The Lady Gaga/”Star is Born” crowd has quieted down a tad. They’re in shock over the Golden Globes, Critics Choice and PGA Awards.

But today, the book is written anew. Will “The Academy” (as it always calls itself, even on its Facebook page) go its own way this year?

Will “A Star is Born” gets its (Gaga fan) entitled “due?”

Will “Roma,” a picture with no stars, no nominatable performances and shown (but not watched) on streaming give Netflix an Oscar just as it raises its prices and starts to feel the heat from the competition that will break its stranglehold on Streaming? (Peak Netflix, all downhill from here?)?

Do forgotten films like “First Man” have a prayer of making a dent? Might deflated prestige pictures like “Vice,” “Mary Queen of Scots” or even “Widows” see some Oscar love?

This year’s “Green Book” and (earlier) “Bohemian Rhapsody” affection make one wonder. Sure, Christian Bale seems a lock, Mahershala Ali, maybe Glenn Close. Maybe Olivia Colman. Lady Gaga.
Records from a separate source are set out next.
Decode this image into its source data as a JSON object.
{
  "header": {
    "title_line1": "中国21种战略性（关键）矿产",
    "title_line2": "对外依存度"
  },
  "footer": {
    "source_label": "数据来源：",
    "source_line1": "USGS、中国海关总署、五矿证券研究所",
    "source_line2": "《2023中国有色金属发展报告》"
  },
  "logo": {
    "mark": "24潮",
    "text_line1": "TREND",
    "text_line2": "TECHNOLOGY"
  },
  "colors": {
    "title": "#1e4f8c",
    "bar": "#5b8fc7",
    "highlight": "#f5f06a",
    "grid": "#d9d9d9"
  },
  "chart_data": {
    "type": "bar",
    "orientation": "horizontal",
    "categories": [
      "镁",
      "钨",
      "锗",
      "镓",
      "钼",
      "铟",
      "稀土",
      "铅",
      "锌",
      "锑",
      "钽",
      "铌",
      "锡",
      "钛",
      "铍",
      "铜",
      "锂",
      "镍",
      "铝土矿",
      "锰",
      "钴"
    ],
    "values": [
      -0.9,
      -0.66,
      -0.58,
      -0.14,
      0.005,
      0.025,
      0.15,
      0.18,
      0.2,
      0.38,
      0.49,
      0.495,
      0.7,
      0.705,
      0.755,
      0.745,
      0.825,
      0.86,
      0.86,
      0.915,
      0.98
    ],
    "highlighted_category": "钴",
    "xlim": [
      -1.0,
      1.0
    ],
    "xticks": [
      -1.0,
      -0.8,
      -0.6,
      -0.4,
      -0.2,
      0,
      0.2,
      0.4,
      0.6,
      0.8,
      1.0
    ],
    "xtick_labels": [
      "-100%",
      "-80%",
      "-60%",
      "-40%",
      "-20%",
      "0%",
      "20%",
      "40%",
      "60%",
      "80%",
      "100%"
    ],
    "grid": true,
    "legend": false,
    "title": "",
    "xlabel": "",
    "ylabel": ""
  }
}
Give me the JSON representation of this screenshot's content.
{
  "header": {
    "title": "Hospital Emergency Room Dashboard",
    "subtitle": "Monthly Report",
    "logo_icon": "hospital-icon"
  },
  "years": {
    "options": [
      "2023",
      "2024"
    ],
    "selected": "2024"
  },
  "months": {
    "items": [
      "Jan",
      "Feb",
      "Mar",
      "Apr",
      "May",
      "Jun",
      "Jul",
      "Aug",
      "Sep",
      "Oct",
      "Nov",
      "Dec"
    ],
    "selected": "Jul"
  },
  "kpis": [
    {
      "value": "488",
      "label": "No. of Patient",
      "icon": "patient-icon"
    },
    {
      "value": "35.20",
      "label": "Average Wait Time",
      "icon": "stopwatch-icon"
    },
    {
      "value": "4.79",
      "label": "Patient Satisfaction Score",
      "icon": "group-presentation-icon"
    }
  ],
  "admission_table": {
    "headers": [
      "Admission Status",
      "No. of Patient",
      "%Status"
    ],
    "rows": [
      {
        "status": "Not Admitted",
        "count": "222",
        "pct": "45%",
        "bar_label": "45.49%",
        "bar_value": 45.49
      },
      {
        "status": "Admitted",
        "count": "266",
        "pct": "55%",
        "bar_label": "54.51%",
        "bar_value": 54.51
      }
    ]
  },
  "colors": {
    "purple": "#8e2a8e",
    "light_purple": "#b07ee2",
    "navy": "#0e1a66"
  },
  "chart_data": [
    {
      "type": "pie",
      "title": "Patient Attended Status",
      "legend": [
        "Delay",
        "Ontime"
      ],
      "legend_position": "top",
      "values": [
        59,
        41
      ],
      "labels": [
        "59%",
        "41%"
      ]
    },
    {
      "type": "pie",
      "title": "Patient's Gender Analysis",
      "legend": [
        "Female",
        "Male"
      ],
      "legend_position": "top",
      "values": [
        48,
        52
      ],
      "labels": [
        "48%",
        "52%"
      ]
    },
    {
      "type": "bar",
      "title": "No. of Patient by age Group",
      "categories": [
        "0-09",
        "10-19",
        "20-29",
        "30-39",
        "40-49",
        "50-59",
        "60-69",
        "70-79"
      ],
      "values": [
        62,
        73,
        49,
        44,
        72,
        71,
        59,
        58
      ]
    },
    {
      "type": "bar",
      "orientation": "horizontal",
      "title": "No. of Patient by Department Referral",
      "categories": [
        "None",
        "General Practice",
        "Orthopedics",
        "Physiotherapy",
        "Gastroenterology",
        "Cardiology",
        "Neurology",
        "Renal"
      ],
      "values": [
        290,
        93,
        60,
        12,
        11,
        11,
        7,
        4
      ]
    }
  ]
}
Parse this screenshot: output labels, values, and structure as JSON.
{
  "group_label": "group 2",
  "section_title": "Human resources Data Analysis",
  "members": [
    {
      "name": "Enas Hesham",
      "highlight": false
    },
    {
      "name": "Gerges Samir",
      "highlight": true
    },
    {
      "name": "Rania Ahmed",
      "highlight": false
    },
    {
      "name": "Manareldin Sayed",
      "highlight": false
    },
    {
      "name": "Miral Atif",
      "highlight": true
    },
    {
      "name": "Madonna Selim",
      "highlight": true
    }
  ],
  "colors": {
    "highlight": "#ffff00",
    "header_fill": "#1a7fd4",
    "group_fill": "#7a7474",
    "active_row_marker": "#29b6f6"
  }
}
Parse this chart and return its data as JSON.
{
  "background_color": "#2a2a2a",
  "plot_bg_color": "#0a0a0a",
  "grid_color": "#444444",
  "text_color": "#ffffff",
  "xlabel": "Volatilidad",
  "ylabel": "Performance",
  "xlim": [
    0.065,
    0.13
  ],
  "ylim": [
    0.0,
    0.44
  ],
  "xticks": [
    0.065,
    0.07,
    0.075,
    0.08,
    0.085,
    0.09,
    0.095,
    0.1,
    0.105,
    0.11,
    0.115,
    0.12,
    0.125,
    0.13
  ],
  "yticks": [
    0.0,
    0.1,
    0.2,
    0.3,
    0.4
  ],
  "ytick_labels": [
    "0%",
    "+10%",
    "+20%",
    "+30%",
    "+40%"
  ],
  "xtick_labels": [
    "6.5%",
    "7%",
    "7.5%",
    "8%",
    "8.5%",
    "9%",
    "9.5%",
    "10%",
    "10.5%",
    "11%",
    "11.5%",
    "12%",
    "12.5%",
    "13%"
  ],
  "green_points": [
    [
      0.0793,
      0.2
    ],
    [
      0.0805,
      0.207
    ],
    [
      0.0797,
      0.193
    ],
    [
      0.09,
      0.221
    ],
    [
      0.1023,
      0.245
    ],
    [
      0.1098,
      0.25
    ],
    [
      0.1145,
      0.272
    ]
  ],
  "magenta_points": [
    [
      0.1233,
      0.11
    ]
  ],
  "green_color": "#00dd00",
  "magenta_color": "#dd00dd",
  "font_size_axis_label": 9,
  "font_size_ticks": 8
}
Will both of Colman’s co-stars earn “Favourite” supporting actress nominations? That’s how Regina King, in a subtle, doesn’t-show-much turn in “If Beale Street Could Talk” has become the supporting actress favorite. Maybe they’ll just nominate Oscar winner Rachel Weisz or Oscar winner Emma Stone, both of whom dazzled.

Will Amy Adams or Saoirse Ronan break through in one of those categories?

We just don’t know. This year has been all over the place.

You can live stream the Oscars wherever you are, via their Youtube page, or this year, their Facebook page. As I am in a cable free corner of NC at the moment, Youtube it is for me.

Anything to avoid ABC’s “Good Morning America” teases, tease outs and tedious “expert Oscar watchers.”

The Pre “Show” gets underway at 820.